Step 10: Install Switches

  1. Insert four switches into the top (switch) plate, one in or near each corner. These should click into place.
  2. Place this plate + switch assembly onto the PCB. Verify all eight switch pins are sticking through the holes in the PCB.
  3. Continue inserting switches into the plate, making sure both pins on each switch poke through the holes in the PCB. It may be necessary to hold the PCB in place to prevent it from being pushed off, especially in the beginning.

It can be helpful to balance the PCB and plate perpendicular to your work surface, then insert the switches one row at a time. Look down between the two sides to verify pin alignment as each switch is inserted.

If you are not using Mill-Max sockets, you will need to solder the switches after putting them in place.

If positions that worked perfectly in [#step-7-plug-in-and-test](step 7) begin misbehaving after switches are inserted, make sure neither of the switch pins were accidentally bent against the PCB instead of going through the holes. This is more common with Mill-Max sockets as they are harder to align.

Step 11: Assemble

Like the Mercutio, the BDE Rev2 uses a sandwich mount. The bottom and top plates are screwed together via standoffs, and the PCB hangs from the switches between them. Screw the standoffs onto the bottom plate, then set the plate + PCB assembly on top and add the final screws.

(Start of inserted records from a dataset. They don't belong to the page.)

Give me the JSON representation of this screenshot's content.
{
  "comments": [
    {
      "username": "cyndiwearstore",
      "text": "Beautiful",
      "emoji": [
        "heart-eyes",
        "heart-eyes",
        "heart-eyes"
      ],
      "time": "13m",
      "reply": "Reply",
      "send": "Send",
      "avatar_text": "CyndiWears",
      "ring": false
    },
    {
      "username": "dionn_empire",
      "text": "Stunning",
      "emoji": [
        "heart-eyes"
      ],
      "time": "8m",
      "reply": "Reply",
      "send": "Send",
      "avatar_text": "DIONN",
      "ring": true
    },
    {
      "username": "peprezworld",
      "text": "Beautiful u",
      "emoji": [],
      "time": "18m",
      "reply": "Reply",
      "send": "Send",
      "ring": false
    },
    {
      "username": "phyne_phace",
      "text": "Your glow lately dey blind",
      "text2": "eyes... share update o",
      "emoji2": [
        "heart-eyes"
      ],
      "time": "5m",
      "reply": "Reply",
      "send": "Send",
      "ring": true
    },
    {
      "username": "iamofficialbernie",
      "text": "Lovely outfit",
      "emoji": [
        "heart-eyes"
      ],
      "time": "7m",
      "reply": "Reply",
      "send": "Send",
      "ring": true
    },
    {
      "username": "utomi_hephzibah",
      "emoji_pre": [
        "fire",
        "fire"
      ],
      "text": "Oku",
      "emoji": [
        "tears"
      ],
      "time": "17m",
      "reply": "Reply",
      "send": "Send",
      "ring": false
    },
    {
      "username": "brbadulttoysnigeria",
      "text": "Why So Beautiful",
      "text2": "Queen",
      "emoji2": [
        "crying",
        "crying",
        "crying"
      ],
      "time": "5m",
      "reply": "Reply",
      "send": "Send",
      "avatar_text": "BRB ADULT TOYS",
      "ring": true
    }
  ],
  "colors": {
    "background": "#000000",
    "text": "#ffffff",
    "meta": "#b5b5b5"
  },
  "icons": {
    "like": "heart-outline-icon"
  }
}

Step 12: Customize and Enjoy

If you flashed with Vial or VIA firmware, you may use those utilities to dynamically remap your keys without having to reflash. Note that the Vial program is backwards-compatible with VIA firmware4, if the VIA browser app is not a reasonable option.

Footnotes

  1. More precisely: a Pro Micro pin-compatible microcontroller (e.g. Elite-C, nice!nano). It might not be a Pro Micro per se, but for the sake of simplicity this guide will refer to all microcontrollers of this type as "Pro Micros" or "PMs". 2

  2. Theoretically, it might be possible to power the OLED using the B0 pin by modifying the firmware to pull that pin high on boot and keep it that way while the board runs. Testing this workaround is left as an exercise for adventurous readers. The author(s) of this guide and MechWild as a company eschew all responsibility for any such experiments, unless it ends up working perfectly.

  3. Note that entering bootloader this way will not clear the EEPROM. This matters if you're trying to reflash because something is messed up.

  4. As of Vial 0.6 and VIA 1.3.1. This may not hold true forever.